Contractors heading for ‘R1bn’ spend on Zwelethini’s reed maidens – report

According to a DA MP, the Zulu king's new reed-dance venue 'will make [Nkandla] look like a soup kitchen'.


A shock report by the Sunday Times reveals that yet another building project in KwaZulu-Natal has been heading for huge overspending, and would have cost taxpayers as much as R1 billion if allowed to continue.

The initial cost, according to a forensic report, was meant to be R225 million, but the acting director-general in the department of arts and culture has presented the report with the prediction that it would cost R1 billion if allowed to continue “at the current scope and costs”, according to the paper.

As happened at President Jacob Zuma’s private home in Nkandla, prices appear to have been inflated across the board and consultants have allegedly charged double what they normally would.

R129 million had already been approved for the project’s first phase, but there is apparently not much to show for this spending, which is meant to improve King Goodwill Zwelethini’s reed-dance venue at his lavish palace, where thousands of Zulu maidens gather each year to attempt to impress him by dancing topless.

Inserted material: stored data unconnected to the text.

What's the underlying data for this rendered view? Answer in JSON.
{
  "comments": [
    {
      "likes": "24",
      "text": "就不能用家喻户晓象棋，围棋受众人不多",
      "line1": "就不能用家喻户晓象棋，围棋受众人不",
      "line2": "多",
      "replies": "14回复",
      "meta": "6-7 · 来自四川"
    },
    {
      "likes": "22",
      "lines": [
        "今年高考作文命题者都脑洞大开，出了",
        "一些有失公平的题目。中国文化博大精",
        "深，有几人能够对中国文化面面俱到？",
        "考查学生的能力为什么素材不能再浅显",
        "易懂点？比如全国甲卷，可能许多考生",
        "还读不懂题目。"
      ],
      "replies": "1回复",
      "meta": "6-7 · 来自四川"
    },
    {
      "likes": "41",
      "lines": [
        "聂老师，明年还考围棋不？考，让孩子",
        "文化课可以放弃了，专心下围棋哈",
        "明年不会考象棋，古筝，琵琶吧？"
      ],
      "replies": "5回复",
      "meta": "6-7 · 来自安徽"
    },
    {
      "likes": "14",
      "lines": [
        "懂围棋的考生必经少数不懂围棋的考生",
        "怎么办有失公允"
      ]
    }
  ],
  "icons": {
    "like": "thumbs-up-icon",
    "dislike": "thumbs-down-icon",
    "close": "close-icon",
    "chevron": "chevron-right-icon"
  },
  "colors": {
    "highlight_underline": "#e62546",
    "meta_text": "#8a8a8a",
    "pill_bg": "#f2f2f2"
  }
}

A forensic report seen by the paper allegedly even includes intentions to import soil to replace the “poor soil” at the venue.

The king is allegedly insisting that work should go ahead despite the Zulu royal house expressing “shock at the bill”, and Arts and Culture Minister Nathi Mthethwa reportedly told him that work will indeed continue once investigations are complete.

The king reportedly said he was against corruption, but he wanted the work to continue as soon as possible.

Mthethwa had appointed Gobodo Forensic & Investigative Accounting to probe “allegations of wrongdoing”, and the project is now on hold.

In 2013, the king requested “accommodation, bathing facilities and toilets for thousands of women who attend the annual reed-dance ceremony at the king’s palace” each year, and who have reportedly been sexually harassed due to the current unsafe conditions that lead them to bathing in the open and sleeping “on buses and taxis”.

However, when the Sunday Times visited the site this week, they report that there was “not much to show for the more than R130 million that has already been spent”.

The forensic report recommended criminal charges against the department’s former director-general and other senior managers. The arts and culture and trade and industry departments had not provided comment to the paper in time to make publication.